Integrating LLMs in present internet functions is changing into the norm. Additionally, there are an increasing number of AI native firms. These create autonomous brokers placing the LLM within the heart and giving it instruments permitting it to carry out actions on totally different methods.
On this submit I’ll current a brand new undertaking referred to as Offload, which lets you transfer all that processing to the consumer units, growing their knowledge privateness and decreasing the inference prices.
The are two massive considerations when integrating AI into an software: Value and consumer knowledge privateness.
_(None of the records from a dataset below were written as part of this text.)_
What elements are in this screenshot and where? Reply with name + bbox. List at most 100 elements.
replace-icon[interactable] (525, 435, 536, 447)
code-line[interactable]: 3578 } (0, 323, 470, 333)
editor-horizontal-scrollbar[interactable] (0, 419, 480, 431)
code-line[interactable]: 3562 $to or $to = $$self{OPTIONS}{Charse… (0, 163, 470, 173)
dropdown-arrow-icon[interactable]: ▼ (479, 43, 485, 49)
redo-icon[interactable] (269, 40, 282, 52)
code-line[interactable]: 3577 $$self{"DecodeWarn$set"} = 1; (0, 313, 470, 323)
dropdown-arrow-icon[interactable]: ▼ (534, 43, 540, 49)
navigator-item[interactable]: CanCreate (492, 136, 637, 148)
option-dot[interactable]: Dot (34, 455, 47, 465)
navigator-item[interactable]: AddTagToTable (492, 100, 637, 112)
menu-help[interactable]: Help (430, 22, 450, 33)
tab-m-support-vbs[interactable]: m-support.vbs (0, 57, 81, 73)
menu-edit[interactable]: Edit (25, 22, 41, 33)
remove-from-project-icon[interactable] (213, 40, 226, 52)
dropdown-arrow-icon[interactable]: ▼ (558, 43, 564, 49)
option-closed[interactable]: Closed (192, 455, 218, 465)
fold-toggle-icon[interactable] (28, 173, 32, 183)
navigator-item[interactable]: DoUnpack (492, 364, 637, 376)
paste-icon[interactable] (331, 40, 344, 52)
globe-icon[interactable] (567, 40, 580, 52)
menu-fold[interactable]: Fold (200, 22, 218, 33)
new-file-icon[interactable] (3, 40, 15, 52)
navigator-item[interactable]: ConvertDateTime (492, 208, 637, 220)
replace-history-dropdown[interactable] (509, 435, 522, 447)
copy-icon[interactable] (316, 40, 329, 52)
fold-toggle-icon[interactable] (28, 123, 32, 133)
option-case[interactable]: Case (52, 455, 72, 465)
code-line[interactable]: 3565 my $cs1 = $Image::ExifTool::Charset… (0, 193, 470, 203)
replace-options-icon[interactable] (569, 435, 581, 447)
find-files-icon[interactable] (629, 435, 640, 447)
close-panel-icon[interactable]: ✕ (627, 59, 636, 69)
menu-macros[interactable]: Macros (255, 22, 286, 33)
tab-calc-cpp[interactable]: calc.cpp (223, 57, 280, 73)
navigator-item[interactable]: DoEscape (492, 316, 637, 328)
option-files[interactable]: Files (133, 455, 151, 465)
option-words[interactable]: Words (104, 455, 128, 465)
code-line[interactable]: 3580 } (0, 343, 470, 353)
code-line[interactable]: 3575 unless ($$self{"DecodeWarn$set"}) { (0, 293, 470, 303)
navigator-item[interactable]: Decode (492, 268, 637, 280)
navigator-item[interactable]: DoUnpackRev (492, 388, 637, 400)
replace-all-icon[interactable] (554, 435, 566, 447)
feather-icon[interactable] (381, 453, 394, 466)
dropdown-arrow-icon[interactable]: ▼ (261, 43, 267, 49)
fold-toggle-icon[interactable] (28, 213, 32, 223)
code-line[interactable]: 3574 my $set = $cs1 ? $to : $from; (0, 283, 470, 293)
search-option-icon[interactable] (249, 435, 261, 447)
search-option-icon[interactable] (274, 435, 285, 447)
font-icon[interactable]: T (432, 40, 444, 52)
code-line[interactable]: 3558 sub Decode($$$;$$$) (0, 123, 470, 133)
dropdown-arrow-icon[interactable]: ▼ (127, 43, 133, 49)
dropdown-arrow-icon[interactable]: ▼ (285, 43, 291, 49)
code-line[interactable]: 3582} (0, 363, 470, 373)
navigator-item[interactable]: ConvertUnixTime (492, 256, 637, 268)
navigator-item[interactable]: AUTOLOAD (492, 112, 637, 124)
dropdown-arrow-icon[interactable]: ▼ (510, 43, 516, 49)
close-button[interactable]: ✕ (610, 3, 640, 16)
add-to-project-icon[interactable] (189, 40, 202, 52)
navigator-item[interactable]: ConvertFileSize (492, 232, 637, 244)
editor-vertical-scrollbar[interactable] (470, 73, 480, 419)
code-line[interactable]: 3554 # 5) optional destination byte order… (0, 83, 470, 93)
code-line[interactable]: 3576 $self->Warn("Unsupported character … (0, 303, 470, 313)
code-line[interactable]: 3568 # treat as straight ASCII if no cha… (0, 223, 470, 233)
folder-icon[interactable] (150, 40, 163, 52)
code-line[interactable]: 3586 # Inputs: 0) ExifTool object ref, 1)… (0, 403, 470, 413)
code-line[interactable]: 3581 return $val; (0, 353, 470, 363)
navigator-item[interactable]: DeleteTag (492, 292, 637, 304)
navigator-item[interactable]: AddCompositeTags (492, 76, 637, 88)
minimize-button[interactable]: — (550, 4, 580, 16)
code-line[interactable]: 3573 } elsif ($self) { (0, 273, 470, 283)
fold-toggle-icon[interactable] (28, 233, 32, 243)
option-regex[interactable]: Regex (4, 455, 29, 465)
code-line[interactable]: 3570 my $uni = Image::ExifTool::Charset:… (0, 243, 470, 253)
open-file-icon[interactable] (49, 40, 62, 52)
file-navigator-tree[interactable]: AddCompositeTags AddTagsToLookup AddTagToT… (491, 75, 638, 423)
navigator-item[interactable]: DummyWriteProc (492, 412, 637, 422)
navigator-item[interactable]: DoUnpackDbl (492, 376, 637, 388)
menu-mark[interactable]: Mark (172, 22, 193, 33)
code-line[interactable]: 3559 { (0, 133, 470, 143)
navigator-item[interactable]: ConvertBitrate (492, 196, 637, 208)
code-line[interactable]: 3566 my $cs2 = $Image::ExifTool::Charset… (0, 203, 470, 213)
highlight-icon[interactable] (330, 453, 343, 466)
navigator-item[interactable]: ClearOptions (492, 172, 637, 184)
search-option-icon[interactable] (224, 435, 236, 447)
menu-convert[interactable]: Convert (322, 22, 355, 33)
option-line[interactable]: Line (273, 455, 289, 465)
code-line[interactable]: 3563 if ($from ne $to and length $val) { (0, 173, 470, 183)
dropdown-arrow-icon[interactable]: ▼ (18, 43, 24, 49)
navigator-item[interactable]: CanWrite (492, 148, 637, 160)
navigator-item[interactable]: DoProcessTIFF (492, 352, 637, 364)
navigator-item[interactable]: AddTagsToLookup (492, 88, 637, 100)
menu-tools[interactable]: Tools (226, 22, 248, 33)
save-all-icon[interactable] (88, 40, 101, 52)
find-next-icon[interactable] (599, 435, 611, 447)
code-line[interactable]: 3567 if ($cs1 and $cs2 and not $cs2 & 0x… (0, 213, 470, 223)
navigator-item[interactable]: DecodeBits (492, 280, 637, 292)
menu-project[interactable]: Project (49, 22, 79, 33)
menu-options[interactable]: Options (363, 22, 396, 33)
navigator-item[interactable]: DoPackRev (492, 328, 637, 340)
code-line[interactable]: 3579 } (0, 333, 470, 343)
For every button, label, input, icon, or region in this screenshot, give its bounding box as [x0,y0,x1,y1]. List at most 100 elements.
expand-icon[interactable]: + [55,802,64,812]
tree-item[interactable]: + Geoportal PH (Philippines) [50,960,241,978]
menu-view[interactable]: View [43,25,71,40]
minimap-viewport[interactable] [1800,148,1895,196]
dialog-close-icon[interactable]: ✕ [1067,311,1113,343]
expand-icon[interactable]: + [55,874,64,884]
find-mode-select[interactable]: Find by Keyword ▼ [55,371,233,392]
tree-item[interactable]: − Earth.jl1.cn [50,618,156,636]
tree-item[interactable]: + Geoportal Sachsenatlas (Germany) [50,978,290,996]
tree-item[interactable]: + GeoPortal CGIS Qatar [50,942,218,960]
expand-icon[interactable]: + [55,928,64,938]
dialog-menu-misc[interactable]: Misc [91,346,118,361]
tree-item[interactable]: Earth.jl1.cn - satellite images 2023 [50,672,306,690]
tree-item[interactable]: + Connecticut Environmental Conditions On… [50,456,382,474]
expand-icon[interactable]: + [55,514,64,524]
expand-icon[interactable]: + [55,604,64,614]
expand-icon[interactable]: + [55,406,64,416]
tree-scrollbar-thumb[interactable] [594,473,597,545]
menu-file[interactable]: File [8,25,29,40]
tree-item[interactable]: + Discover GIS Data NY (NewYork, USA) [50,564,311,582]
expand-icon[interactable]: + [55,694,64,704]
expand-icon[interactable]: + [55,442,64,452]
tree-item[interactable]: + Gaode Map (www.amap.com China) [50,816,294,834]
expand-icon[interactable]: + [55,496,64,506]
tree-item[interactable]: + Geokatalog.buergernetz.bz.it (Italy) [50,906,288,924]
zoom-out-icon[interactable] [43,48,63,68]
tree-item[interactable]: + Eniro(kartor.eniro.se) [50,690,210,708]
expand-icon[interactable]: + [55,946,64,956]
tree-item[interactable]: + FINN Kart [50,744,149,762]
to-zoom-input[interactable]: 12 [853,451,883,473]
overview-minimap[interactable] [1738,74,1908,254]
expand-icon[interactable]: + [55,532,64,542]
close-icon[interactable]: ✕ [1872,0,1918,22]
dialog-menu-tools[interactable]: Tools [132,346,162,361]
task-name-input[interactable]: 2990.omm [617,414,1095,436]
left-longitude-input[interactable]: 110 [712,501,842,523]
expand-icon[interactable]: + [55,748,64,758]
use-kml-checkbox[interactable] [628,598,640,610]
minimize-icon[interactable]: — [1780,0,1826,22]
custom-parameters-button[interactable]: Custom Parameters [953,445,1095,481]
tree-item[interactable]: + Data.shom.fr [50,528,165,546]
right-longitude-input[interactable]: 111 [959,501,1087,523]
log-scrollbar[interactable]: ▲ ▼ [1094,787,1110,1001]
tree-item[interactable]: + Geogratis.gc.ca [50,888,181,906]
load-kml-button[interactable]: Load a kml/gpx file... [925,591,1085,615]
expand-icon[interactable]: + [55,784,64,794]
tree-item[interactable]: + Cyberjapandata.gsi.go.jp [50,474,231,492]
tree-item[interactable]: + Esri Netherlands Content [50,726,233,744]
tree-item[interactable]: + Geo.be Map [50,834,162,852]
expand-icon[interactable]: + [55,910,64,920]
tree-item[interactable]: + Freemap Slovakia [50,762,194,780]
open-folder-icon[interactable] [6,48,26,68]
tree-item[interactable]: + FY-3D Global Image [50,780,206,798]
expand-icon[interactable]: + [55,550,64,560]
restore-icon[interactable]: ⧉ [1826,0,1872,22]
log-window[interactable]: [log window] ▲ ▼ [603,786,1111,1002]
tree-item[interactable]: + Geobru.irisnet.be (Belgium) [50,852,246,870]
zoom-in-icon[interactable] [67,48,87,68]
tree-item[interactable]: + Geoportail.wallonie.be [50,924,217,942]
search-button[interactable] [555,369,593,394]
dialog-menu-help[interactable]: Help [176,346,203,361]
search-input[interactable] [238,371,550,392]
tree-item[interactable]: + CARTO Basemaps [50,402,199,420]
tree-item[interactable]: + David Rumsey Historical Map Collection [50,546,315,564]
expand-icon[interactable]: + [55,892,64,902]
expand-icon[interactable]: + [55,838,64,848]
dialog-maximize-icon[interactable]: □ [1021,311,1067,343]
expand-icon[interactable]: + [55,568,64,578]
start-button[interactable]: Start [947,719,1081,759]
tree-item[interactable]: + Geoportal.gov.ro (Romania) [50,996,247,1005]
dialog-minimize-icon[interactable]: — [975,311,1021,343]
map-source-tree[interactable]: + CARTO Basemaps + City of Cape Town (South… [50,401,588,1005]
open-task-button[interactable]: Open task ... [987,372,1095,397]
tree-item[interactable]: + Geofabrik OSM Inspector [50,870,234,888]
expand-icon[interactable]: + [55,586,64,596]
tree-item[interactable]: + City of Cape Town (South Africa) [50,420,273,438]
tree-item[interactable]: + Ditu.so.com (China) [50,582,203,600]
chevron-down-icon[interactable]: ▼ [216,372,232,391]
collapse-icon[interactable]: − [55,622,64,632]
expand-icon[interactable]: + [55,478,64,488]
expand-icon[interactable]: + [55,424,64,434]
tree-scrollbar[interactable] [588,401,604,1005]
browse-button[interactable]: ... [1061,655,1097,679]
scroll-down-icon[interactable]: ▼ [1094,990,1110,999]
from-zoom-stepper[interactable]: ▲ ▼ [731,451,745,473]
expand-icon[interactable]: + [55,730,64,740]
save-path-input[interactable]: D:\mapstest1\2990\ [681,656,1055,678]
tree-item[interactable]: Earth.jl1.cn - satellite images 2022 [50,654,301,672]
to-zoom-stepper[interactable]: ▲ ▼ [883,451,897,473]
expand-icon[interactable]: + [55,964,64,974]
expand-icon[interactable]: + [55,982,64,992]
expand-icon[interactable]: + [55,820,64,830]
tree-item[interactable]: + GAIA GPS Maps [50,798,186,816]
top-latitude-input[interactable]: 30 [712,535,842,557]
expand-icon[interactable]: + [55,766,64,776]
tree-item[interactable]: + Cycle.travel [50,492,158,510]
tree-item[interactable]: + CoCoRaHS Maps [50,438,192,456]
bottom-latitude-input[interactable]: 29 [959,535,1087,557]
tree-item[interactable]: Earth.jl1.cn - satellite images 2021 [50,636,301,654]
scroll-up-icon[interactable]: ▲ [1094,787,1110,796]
1. Value. The standard strategy to join an LLM is to make use of a third-party API, like OpenAI, Anthropic, or others, there are numerous alternate options available in the market. These APIs are very sensible, with simply an HTTP request you’ll be able to simply combine an LLM into your software. Nevertheless, these APIs are costly at scale. They’re placing massive efforts into decreasing the fee, however when you make many API calls per consumer per day the invoice turns into large.
2. Person knowledge privateness. Utilizing third-party APIs for inference shouldn’t be the perfect different when you work with delicate consumer knowledge. These APIs usually use the info you ship to proceed coaching the mannequin which might expose your confidential knowledge. Additionally, the info may turn into seen at some degree when it reaches the third-party API supplier (for instance in a logging system). This isn’t only a downside for firms, but in addition for shoppers that won’t need to ship their knowledge to these API suppliers.
Offload addresses each issues without delay. The applying “invokes” the LLM through an SDK that behind the scenes runs the mannequin instantly on every consumer machine as an alternative of calling a third-party API. This protects cash on the inference invoice as a result of you don’t want to pay for API utilization and preserve the consumer knowledge inside every consumer machine, not needing to ship it to any API.